How to field dress a deer

How to field dress a deer


[Roy]
It looks like he’s down, get up here and check and make sure. [Narrator]
When you’re approaching a deer that you’ve shot, you want to make sure the animal is
dead. You do not want to grab hold of a wounded
animal. [Roy]
I believe he’s dead. [Narrator]
Once that you’ve determined that it’s dead, tag the deer to make it a legal kill. After properly filling out the tag you can
attach it to the leg of the animal or you may have to save the head of the deer for
proof of sex so it makes sense to attach the tag to the ear or antlers. Once properly tagged, you’re ready to begin
field dressing. [Roy]
You got it? [Mike]
Yes, sir. [Roy]
And on a buck to make sure they’ve got enough skin left to make a shoulder mount with we
don’t want to cut him any higher than the sternum right here because they’re going to
need the hide behind the shoulders forward to make a shoulder mount. So you want to start at eh pelvic area, and
just cut down between the hams. Get to
where you can make an incision and come right up around his genitalia. And go ahead and get those out of the way. And you can just take those off and discard
them. And if you’ll just cut around those mammary
glands and get rid of that. [Narrator]
If you’re field dressing a doe, the process of removing the mammary glands is very similar
to removing the genitals of the buck. [Roy]
There you go. [Narrator]
Back on the buck we were working on, the process of carefully opening the abdomen continues. Something to keep in mind as you watch this
is, is that each year many hunters severely cut themselves or a fellow hunter while field
dressing. A few tips to remember include: make sure
you have a good hold on the knife, keep the blade pointed away from you and others and
cut away from your body. Take your time and let your partner know you’re
doing to avoid accidents. [Roy]
Take it up to the sternum. Now then go ahead and stop there. Since it’s a buck if it were going to be mounted,
you wouldn’t want to cut any further up than that but to get the intestines or the lungs
and heart out, you’re going to have to cut around the diaphragm and reach up in to get
them out. You can cut on up to about here and stop. Stand behind the shoulders with it. There you go, that’s plenty far. We’ll leave enough hide for the taxidermist. There you go. Stand on his legs and pull up on his tail. [Narrator]
You may have noticed that Mike has been wearing rubber gloves. There are a couple of reasons for this. First many deer carry ticks that begin to
migrate off the carcass as it cools. Wearing rubber gloves can help prevent the
ticks from infecting you with any disease they might carry. Secondly, if you had any cuts on your hands
or breaks in the skin, the gloves can help protect you against infection. [Roy]
He’s in pretty good shape. [Mike]
Yes he is. [Roy]
Be sure to get all the intestines out. And the next thing we want to do is pick him
up and drain him. And get all that blood out of there so it
doesn’t dry on the meat. Let’s turn him over and drain him out. [Narrator]
Notice how Mike has kept his hunter orange vest and cap on throughout this process. In some areas wearing hunting orange is required
but even where it’s not required, keeping your hunter orange on while field dressing
is an excellent idea so that you’re not mistaken for game.
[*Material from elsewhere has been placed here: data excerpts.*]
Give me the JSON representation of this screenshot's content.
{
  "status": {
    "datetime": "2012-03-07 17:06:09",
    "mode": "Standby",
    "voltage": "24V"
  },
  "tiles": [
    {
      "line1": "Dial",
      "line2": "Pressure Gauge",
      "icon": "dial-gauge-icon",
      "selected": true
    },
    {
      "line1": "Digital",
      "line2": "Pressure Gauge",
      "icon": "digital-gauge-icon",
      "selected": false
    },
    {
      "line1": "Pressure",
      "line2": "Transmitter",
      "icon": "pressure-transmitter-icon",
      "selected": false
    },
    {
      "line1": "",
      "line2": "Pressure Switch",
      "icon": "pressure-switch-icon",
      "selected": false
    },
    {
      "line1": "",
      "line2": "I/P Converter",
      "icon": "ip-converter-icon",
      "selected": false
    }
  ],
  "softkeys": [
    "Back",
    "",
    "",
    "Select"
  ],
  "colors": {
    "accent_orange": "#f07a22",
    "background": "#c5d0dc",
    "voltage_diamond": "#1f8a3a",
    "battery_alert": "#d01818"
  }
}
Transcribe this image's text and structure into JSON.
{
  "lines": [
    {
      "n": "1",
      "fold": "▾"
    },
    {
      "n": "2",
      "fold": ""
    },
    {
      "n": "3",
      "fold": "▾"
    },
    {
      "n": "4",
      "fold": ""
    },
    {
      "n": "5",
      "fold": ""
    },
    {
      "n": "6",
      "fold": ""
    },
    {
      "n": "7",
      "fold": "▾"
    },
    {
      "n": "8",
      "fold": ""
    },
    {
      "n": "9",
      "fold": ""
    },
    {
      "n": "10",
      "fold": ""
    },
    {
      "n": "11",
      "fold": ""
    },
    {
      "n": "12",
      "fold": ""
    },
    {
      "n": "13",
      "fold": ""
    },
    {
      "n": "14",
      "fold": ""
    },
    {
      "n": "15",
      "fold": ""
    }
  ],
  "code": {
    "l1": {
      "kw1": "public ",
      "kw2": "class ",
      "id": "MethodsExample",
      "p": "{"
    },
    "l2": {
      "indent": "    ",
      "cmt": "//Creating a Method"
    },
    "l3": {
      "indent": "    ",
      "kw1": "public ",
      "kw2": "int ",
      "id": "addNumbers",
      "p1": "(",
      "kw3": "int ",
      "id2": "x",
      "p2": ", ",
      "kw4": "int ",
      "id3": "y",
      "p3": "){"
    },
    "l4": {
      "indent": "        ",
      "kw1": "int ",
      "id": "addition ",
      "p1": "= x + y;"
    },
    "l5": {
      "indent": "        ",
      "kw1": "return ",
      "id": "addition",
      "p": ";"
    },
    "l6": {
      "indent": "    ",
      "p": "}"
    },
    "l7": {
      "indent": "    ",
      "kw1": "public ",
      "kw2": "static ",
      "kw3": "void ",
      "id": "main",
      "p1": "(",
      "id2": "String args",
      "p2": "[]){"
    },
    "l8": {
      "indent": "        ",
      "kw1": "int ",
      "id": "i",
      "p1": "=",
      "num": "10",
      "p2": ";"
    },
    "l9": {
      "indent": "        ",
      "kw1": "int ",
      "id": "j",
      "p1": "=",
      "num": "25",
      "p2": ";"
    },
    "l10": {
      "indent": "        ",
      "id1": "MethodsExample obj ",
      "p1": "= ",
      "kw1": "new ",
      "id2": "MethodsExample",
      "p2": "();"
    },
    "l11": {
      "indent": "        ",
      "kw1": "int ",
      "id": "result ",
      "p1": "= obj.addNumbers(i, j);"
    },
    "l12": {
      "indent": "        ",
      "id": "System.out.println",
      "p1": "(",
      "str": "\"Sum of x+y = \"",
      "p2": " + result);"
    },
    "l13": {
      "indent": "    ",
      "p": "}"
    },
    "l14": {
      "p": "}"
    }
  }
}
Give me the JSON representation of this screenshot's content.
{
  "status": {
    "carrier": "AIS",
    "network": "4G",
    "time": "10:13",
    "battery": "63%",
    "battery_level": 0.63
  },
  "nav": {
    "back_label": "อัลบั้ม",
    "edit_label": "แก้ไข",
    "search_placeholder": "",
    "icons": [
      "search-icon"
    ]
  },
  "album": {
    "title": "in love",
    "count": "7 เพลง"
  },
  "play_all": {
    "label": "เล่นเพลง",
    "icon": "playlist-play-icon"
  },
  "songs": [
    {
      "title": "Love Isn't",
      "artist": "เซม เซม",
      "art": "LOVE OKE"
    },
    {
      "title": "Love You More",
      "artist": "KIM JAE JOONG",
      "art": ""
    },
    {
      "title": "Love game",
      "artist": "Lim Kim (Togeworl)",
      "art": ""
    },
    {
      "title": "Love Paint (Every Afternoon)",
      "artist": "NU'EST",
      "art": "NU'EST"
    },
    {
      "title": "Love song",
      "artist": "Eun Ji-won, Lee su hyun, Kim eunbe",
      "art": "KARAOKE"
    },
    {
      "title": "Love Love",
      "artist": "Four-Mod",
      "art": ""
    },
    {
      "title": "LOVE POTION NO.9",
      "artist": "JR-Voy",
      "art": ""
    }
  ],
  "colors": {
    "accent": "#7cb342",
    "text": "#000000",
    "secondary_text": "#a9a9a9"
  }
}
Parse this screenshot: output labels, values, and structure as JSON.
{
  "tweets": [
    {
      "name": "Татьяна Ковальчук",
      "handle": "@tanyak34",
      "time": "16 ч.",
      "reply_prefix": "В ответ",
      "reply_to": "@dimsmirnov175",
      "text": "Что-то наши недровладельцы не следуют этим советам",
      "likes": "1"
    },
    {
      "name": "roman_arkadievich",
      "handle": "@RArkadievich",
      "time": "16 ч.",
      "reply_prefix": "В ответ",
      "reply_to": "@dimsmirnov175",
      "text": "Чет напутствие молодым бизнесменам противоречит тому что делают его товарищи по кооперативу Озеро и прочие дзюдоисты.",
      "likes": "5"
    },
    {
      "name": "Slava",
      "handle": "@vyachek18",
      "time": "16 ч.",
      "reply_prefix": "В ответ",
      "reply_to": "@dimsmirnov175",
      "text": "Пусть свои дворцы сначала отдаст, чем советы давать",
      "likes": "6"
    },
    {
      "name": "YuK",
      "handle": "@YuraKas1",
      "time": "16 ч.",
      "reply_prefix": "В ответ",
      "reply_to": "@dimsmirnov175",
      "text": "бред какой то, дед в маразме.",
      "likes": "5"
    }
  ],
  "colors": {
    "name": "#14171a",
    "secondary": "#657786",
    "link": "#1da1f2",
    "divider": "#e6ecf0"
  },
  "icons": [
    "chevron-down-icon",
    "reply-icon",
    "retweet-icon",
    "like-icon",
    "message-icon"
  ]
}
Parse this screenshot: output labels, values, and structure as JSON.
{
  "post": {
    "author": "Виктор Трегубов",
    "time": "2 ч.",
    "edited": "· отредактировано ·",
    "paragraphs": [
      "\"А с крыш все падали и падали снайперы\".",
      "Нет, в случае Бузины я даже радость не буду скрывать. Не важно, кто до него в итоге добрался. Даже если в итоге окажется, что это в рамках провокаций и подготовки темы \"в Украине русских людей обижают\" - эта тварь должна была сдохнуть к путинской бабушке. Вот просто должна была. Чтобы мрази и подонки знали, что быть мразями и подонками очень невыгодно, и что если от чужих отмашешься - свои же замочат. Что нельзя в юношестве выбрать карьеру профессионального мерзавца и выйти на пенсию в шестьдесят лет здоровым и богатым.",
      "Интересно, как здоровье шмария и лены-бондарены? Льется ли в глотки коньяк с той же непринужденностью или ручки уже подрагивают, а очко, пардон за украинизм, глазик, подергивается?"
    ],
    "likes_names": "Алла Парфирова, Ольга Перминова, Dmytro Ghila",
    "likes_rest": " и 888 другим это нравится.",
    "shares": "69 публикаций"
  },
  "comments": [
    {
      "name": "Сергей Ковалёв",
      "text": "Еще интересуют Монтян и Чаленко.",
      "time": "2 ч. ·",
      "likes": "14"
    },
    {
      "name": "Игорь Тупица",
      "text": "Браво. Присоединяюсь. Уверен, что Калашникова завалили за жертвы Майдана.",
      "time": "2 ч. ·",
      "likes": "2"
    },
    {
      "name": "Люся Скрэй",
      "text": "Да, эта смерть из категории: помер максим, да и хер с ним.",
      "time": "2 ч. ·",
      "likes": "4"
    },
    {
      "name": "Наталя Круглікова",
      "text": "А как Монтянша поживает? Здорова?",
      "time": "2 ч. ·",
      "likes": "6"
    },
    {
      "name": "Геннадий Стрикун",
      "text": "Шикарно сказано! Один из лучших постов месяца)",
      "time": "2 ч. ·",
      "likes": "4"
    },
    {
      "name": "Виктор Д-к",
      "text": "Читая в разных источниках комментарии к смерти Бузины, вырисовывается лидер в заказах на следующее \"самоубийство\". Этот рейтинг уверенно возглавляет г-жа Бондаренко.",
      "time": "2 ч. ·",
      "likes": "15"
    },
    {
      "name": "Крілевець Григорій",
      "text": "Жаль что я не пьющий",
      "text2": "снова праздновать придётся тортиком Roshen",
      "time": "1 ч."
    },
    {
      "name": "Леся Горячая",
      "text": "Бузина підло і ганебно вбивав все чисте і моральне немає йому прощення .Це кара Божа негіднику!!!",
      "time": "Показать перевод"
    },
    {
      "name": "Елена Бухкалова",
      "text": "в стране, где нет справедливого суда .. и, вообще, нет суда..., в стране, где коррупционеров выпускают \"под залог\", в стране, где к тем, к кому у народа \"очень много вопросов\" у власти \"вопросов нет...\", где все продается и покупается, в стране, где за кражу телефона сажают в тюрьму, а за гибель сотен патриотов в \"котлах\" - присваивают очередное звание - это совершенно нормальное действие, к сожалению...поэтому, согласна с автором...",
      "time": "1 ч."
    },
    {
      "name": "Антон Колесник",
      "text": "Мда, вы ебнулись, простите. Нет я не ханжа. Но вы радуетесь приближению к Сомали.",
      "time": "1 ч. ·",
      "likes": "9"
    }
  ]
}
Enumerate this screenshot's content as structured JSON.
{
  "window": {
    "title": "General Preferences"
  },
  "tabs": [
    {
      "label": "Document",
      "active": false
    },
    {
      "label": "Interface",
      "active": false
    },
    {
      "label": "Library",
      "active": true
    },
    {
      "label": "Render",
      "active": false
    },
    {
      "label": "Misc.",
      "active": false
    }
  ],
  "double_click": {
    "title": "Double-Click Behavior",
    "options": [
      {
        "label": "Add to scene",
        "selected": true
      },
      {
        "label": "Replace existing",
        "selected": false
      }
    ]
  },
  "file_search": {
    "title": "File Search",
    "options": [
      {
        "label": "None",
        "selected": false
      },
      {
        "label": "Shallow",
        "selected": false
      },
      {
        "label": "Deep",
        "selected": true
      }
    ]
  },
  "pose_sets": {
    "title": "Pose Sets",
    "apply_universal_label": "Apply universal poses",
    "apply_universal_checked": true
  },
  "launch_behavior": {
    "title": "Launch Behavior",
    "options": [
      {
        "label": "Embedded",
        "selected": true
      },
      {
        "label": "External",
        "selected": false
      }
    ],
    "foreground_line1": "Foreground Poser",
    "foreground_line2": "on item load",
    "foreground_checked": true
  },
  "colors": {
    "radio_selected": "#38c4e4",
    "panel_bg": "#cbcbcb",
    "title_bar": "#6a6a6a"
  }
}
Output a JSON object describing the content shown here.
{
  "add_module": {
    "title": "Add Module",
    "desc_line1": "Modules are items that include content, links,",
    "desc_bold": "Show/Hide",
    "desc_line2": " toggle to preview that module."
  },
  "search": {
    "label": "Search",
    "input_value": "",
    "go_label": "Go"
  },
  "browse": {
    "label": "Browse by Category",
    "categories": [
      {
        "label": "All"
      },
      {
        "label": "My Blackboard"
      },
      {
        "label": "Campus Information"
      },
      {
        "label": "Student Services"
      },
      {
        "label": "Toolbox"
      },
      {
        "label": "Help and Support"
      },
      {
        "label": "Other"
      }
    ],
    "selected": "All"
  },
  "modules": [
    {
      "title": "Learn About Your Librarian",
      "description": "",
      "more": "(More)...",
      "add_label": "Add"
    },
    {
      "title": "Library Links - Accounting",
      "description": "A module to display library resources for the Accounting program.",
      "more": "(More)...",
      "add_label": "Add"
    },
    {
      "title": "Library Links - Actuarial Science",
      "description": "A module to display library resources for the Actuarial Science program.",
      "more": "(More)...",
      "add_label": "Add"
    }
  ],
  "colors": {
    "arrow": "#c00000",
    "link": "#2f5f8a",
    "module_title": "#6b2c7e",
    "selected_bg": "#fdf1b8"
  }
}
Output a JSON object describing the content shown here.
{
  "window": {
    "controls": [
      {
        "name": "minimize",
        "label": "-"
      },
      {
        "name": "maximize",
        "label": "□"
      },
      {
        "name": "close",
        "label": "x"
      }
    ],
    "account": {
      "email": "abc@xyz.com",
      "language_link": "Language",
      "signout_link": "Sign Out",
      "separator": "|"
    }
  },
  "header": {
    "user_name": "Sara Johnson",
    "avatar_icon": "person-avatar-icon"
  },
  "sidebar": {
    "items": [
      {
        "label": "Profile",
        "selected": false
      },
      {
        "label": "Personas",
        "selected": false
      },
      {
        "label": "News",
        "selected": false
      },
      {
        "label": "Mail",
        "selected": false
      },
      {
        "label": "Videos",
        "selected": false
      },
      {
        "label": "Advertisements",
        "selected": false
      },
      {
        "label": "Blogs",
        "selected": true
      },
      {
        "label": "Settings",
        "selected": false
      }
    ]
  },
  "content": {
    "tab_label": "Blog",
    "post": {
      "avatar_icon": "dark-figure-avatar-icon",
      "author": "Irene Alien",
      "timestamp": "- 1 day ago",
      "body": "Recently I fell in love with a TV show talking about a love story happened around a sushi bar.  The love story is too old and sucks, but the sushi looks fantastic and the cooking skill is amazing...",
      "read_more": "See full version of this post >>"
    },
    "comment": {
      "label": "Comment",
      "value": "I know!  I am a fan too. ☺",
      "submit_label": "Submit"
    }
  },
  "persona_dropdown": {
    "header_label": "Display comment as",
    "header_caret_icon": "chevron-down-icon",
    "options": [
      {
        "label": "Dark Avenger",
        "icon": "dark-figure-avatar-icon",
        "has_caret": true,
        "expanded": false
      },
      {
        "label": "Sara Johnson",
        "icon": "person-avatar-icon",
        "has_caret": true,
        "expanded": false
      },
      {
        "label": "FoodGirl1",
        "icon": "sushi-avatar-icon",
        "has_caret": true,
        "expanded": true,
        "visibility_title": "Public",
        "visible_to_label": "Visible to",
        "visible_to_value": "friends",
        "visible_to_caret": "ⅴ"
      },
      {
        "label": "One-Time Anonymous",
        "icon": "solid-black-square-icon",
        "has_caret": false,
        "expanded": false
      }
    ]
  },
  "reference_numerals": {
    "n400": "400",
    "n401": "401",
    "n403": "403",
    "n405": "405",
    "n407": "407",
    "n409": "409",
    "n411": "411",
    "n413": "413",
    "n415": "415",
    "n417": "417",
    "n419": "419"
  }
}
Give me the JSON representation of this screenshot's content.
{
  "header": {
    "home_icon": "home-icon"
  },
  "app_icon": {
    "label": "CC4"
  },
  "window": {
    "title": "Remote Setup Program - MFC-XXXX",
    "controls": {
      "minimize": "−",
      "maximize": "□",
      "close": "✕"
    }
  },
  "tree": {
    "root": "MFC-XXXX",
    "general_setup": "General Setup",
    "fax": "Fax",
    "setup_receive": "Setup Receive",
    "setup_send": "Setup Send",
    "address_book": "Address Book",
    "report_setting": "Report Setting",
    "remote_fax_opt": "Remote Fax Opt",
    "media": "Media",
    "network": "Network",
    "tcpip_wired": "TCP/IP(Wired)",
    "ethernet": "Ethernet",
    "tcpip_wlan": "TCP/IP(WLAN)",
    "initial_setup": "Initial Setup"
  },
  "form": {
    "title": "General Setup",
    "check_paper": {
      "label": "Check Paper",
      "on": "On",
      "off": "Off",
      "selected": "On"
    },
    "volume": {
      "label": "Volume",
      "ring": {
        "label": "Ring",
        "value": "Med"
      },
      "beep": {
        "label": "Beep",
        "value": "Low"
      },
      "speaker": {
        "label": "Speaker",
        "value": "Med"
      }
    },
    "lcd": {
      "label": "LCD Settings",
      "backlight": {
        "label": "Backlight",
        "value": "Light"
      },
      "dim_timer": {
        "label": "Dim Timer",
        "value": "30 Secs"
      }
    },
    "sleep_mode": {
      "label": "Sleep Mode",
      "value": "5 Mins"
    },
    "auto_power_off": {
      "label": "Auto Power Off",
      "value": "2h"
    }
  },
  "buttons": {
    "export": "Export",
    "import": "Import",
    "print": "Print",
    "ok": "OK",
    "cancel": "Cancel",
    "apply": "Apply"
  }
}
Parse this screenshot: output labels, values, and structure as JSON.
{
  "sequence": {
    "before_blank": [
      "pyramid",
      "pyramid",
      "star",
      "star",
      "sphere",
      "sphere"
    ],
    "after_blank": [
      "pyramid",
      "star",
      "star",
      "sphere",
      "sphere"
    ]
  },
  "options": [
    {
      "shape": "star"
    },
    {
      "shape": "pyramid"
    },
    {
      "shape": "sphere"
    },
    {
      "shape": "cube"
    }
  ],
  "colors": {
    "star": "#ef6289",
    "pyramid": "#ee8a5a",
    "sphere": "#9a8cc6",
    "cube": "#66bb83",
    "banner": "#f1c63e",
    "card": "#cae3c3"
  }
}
4 Replies to “How to field dress a deer”

  1. I have never hunted before and I am looking to start this season… I've always shot both as a civilian and in the Army… I have a pretty good understanding of what needs to be done and how to start my own trails and errors… I need a little guidance on the field dressing part tho… do you call in the kill first? Do you only field dress and then take to a processor? What point are you allowed to remove the deers head? ( if you are keeping it)?
    And help is appreciated, thank you.